结果如图3所示,只有氯化铅样本检测为阳性,其余样本均为阴性检测结果。显示该检测卡具有较好的特异性。
实施例4
以检双蒸水稀释的氯化铅为标准品检测体系的灵敏度为例:
(1)按照实施例2中的步骤制备检测卡;
(2)稀释氯化铅溶液至浓度:0ng/ml,1.34ng/ml,2.690ng/ml,4.03ng/ml,5.38ng/ml,6.72ng/ml,13.44ng/ml该系列溶液中分别含有0ng/ml,1ng/ml,2ng/ml,3ng/ml,4ng/ml,5ng/ml,10ng/ml。此系列溶液作为样品测试体系的灵敏度;
(3)按照实施例2中步骤制备样品和检测;
(4)结果如图4所示。检测结果中0ng/ml样品,只有质控线出线,检测线不出现,结
果为阴性,其余样品检测线和质控线均出现,自1ng/ml至10ng/ml铅离子浓度样品检测
线依次加深,由此可见,该铅离子检测试纸条的灵敏度可达1ng/ml。
根据上述说明书的揭示和指导,本发明所属领域的技术人员还可以对上述实施方式进行适当的变更和修改。因此,本发明并不局限于上面揭示和描述的具体实施方式,对本发明的一些修改和变更也应当落入本发明的权利要求的保护范围内。此外,尽管本说明书中使用了一些特定的术语,但这些术语只是为了方便说明,并不对本发明构成任何限制。
Claims (9)
1.一种铅离子特异性二抗,其特征在于,其为仅特异性识别铅离子第一抗体与螯合的铅离子结合后构象改变的Fab片段,不识别没有与螯合的铅离子结合的铅第一抗体。

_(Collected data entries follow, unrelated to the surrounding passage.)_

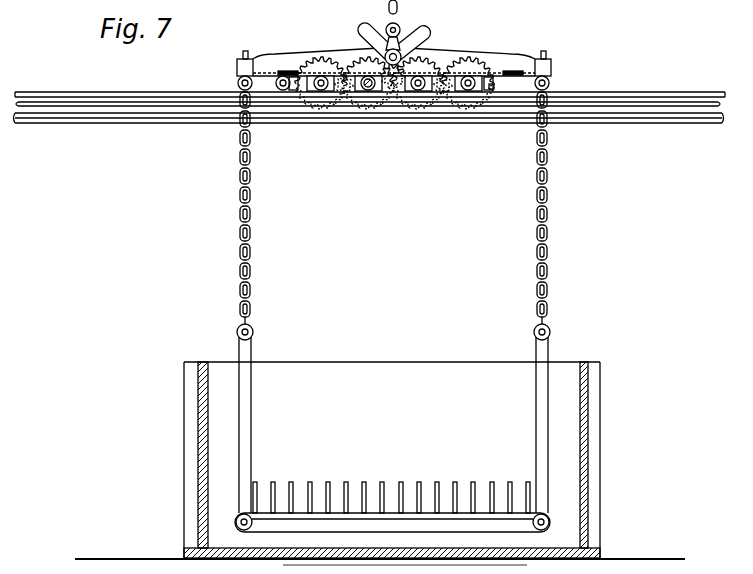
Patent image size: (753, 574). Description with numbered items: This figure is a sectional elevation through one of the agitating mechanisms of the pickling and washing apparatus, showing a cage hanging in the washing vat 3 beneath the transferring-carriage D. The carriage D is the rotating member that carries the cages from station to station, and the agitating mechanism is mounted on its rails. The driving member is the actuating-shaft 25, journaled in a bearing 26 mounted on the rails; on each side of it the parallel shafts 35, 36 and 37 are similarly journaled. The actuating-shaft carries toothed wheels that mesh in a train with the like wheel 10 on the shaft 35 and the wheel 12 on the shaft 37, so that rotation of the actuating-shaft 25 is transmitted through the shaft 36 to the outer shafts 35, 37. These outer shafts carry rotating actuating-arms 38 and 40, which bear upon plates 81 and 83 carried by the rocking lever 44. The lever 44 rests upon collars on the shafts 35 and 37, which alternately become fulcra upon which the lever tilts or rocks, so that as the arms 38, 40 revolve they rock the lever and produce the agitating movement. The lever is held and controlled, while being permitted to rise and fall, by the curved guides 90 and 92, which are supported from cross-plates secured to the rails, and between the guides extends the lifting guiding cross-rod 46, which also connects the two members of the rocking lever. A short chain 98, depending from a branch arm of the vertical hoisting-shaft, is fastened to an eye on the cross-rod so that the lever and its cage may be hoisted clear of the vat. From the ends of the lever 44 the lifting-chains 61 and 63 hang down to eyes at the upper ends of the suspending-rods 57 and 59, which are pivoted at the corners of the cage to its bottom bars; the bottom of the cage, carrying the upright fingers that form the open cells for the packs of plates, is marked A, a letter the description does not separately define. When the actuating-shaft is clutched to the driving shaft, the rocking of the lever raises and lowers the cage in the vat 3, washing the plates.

The washing bath or vat 3 is at (380, 463).
The toothed wheel 10 is at (320, 64).
The toothed wheel 12 is at (484, 63).
The actuating-shaft 25 is at (368, 92).
The bearing 26 is at (494, 87).
The parallel shaft 35 is at (320, 92).
The parallel shaft 36 is at (418, 92).
The parallel shaft 37 is at (468, 92).
The rotating actuating-arm 38 is at (278, 84).
The rotating actuating-arm 40 is at (441, 78).
The rocking lever 44 is at (311, 54).
The lifting guiding cross-rod 46 is at (397, 51).
The suspending-rod 57 is at (252, 407).
The suspending-rod 59 is at (538, 417).
The lifting-chain 61 is at (249, 244).
The lifting-chain 63 is at (546, 262).
The plate 81 is at (296, 71).
The plate 83 is at (513, 75).
The curved guide 90 is at (374, 27).
The curved guide 92 is at (420, 34).
The short chain 98 is at (389, 16).
The basket bar A is at (392, 507).
The transferring-carriage D is at (617, 100).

2.权利要求1所述的铅离子特异性二抗的制备方法,其特征在于,包括如下步骤:
使用螯合剂螯合铅,与去除Fc片段的铅第一抗体孵育结合并去除多余的铅后,作为免疫抗原免疫实验动物,进一步取脾脏细胞与肿瘤细胞融合,获得融合细胞株;以所述免疫抗原为正向筛选抗原,获得阳性细胞克隆,进一步以没有结合铅的铅离子第一抗体为反向筛选抗原,筛选所述阳性细胞克隆,能识别反向筛选抗原的为非靶标细胞株,不识别反向筛选抗原的为靶标细胞株,进一步培养该靶标细胞株,得到铅离子特异性二抗。

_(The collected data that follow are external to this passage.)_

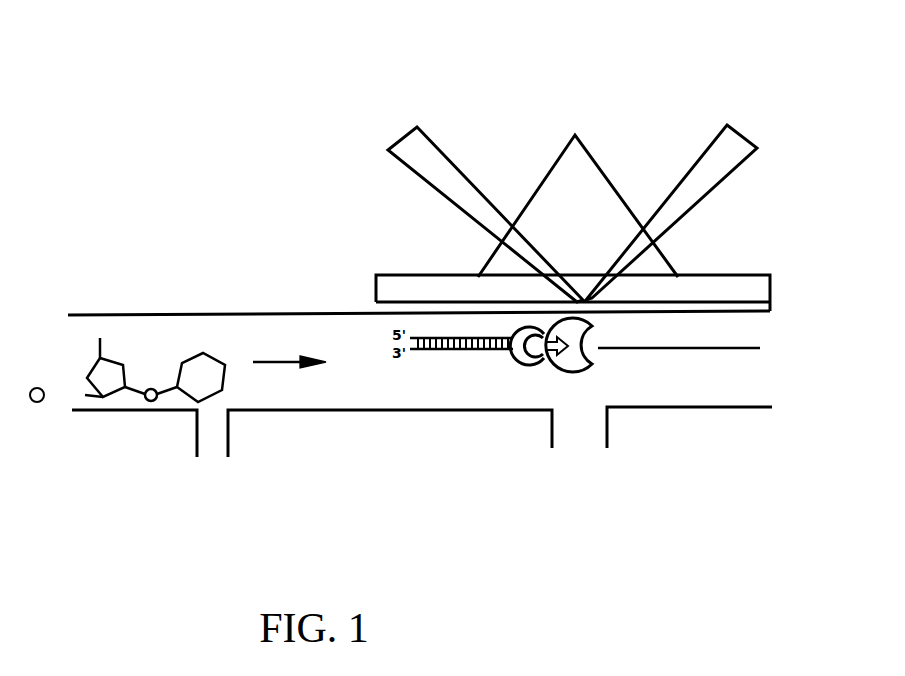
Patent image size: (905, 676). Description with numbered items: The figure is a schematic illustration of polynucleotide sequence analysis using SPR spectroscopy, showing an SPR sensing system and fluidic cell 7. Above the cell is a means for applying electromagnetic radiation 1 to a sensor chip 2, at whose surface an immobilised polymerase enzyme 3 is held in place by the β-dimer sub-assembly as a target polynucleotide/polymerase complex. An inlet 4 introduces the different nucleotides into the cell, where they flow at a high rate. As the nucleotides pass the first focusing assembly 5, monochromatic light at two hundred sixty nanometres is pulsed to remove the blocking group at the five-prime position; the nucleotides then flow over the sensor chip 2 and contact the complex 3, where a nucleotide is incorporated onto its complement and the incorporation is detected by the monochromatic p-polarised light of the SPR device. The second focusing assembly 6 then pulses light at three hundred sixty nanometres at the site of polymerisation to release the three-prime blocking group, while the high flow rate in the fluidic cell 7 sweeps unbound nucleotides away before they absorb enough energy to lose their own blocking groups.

The means for applying electromagnetic radiation 1 is at (442, 140).
The sensor chip 2 is at (742, 272).
The immobilised polymerase enzyme 3 is at (532, 365).
The inlet 4 is at (110, 317).
The focusing assembly 5 is at (208, 423).
The focusing assembly 6 is at (575, 433).
The fluidic cell 7 is at (228, 298).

3.权利要求1所述的铅离子特异性二抗在检测相应的铅离子中的应用。
4.一种铅离子快速检测卡,由背板、标记物垫、样品垫、硝酸纤维素膜和吸水纸组装而成,其特征在于,所述背板具有粘性,所述硝酸纤维素膜粘贴于背板的中部,其两端分别设置有吸水纸和标记物垫,且所述吸水纸和所述标记物垫均与所述硝酸纤维素膜有1~2mm的重叠;所述样品垫设置在所述标记物垫的远离所述硝酸纤维膜的一侧,并与所述标记物垫有1~2mm的重叠;
所述标记物垫是涂有标记物产物的玻璃纤维膜,所述标记产物为通过静电或共价键结合有铅离子第一抗体的胶体金;
所述样品垫为经pH7~8的缓冲液处理并干燥后的玻璃纤维,其上设置有上样孔;
所述硝酸纤维素膜上固定有权利要求1所述的铅离子特异性二抗作为检测线,还固定有用于识别胶体金标记的抗体的一般二抗作为质控线;所述检测线设置在所述硝酸纤维素膜靠近所述标记物垫的一侧,所述质控线设置在所述硝酸纤维素膜远离所述标记物垫的一侧;所述铅离子特异性二抗的浓度为0.01-2mg/mL,在检测线上的使用量为0.5μL/cm;所述一般二抗的浓度为0.5-3mg/mL,在质控线上的使用量为0.5μL/cm。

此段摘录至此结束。